Is it fact that a baby bird adopts the first thing (or, living thing) it sees as its mother? I thought this was just a common concept portrayed in cartoons, but I understand scientists accept this is truth?
From someone who worked at a birds of prey raptor center, yes, if there was no mother then the caregiver would use a bird puppet to care for the chick as they didn’t want to have the chick associate a person with mom.
Also you may want to Google parasitic breading, starlings are famous for it. Basically drop the egg in another birds nest and let them raise your chick. The chick obviously takes the surrogate as mom, and the mom takes the chick as her young.
It’s called “imprinting” and Konrad Lorenz did some great work on it back in the stone age.
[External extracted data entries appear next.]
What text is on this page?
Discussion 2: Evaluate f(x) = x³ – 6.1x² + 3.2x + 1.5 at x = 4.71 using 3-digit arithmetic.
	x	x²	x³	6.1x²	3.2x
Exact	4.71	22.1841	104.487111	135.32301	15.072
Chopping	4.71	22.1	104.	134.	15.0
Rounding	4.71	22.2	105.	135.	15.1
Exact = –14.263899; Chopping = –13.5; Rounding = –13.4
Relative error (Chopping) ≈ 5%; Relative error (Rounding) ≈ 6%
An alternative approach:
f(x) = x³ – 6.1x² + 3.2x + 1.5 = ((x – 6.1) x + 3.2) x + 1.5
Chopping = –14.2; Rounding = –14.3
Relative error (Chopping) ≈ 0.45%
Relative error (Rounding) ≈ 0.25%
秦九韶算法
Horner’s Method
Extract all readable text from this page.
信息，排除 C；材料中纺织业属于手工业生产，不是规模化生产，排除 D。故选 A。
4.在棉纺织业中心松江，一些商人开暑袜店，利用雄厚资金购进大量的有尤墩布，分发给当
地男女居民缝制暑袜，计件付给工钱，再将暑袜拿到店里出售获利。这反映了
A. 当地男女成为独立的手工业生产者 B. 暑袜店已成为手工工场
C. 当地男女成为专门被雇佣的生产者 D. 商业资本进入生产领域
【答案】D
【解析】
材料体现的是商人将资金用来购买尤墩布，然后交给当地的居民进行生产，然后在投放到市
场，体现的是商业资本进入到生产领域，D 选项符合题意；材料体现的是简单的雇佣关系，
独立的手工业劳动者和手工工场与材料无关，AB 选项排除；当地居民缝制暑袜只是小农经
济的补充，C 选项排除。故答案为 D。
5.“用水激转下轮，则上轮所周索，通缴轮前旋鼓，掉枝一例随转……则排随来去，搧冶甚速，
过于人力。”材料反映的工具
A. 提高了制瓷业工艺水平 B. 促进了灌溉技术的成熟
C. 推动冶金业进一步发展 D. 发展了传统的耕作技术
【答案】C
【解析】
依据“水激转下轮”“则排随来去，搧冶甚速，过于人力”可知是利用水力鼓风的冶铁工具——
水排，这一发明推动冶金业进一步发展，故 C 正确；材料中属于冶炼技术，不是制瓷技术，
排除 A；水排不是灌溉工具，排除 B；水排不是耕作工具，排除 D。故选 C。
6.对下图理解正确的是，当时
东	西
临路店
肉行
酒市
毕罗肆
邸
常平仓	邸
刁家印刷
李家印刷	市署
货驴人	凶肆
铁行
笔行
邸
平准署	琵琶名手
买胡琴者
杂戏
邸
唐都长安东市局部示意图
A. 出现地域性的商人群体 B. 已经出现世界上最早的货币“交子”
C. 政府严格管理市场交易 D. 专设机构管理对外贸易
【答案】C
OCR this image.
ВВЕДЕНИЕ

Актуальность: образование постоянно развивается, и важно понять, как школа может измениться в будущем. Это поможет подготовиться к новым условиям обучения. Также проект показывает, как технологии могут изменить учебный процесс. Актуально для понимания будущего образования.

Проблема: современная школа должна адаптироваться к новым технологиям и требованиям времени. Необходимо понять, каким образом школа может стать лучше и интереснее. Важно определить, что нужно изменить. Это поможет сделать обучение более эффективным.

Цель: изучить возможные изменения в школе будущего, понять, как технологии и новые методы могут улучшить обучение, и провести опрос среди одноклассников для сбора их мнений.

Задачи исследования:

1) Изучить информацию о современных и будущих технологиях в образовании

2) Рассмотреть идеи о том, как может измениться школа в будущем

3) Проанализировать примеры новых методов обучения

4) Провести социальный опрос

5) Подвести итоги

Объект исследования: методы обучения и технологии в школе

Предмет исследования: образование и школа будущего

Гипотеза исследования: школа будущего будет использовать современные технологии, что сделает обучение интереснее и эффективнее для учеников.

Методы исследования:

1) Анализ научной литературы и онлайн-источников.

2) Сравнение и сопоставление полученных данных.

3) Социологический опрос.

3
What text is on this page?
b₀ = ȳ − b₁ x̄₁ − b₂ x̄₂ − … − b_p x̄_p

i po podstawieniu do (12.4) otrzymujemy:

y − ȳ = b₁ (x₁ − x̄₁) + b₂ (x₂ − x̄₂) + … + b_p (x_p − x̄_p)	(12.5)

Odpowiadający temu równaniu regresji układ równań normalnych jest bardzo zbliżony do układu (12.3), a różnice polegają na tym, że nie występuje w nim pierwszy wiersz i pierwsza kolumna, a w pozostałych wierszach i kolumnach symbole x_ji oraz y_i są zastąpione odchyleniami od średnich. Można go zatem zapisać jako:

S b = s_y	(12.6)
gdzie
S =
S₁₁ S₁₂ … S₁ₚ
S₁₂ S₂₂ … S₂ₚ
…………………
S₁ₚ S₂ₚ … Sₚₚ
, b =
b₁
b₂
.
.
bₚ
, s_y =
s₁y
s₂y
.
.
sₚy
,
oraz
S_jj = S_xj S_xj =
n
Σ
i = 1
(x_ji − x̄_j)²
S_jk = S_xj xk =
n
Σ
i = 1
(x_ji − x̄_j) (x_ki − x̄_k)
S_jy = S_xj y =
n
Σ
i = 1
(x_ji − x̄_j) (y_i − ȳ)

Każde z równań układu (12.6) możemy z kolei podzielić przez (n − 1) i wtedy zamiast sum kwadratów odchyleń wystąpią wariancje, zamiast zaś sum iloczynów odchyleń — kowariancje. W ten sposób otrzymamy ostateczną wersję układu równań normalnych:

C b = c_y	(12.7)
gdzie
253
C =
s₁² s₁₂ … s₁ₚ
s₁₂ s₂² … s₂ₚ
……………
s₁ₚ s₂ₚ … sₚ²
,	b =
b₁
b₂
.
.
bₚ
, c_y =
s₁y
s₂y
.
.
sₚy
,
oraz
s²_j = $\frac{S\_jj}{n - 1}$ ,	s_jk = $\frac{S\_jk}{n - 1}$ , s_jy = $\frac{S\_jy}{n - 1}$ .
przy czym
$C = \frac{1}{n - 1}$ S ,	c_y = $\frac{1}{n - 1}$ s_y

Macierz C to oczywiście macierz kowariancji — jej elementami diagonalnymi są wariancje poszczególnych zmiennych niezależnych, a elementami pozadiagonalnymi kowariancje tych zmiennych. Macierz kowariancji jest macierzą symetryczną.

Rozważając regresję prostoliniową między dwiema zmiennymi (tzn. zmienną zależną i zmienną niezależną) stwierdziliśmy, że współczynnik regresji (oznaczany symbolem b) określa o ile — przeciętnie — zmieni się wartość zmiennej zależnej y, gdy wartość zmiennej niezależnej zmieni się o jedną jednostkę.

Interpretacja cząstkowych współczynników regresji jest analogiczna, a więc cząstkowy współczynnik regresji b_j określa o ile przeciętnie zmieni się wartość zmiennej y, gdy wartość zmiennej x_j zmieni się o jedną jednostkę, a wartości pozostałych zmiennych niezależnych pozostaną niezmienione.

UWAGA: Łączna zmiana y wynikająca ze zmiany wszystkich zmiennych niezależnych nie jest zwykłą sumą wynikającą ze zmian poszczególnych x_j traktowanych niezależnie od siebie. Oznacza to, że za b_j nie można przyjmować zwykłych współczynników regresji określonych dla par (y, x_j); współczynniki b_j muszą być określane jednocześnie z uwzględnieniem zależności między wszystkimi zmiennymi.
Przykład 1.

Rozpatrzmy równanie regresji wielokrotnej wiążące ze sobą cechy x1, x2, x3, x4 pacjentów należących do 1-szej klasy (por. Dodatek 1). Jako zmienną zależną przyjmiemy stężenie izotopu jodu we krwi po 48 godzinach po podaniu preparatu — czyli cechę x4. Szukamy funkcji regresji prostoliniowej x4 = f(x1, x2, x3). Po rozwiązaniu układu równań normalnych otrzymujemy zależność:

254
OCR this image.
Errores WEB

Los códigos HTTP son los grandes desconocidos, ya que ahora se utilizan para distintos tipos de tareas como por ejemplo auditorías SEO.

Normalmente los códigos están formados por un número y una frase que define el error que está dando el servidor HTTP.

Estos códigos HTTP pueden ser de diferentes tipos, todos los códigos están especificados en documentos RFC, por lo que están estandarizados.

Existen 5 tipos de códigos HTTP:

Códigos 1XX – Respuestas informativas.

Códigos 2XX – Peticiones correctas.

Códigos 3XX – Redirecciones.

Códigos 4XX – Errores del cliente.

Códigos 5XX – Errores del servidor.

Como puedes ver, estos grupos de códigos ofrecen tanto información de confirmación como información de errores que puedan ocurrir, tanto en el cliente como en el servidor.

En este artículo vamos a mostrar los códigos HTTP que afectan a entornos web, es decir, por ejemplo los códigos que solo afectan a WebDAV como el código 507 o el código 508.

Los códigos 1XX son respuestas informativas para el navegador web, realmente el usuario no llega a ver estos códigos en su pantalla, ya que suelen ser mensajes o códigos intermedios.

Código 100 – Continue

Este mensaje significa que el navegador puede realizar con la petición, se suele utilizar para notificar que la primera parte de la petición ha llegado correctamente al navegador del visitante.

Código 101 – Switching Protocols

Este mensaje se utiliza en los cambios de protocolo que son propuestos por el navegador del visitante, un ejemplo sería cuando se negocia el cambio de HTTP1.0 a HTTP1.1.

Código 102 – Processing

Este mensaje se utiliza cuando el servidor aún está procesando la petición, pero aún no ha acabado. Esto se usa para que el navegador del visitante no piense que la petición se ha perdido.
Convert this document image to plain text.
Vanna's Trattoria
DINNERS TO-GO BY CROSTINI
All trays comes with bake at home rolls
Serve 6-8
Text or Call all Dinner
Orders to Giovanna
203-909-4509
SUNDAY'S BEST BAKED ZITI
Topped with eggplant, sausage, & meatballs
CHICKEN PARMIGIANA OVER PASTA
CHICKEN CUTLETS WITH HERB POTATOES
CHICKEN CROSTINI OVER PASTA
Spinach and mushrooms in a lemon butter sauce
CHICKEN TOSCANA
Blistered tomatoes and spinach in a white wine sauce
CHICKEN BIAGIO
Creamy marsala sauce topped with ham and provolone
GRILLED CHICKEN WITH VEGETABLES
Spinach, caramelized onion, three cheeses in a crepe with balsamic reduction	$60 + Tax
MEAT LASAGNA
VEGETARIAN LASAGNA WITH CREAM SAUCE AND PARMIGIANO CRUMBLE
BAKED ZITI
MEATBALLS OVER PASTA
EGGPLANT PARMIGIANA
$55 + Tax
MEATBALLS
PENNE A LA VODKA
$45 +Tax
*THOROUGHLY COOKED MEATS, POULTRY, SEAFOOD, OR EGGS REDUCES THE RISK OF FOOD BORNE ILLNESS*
Remember, there are a lot of different species of birds, and not all show the same behaviours as others.
You never saw that famous b/w movie of Konrad Lorenz with his Jesus sandals walking around on the meadows of Lake Starnberg, followed by a group of geese ducklings who thought him his mom? (The descendants of these geese still live there). Some birds even imprint on inanimate objects like a bouncing ball.
In nature, this does make some sense: in all likelihood, a freshly hatched chick will see its mother first.
If the mother is not present during hatching, and the chick imprints on another gentle creature, it still has a survival chance.
If the only thing around is a predator, the chick has no survival chance anyway.
Birds are hardwired by instinct in simple ways for a lot of behaviour to make sure that survival works and is quick. The disadvantage is that these species take longer to adapt to changed circumstances than species where parents have to teach the younglings.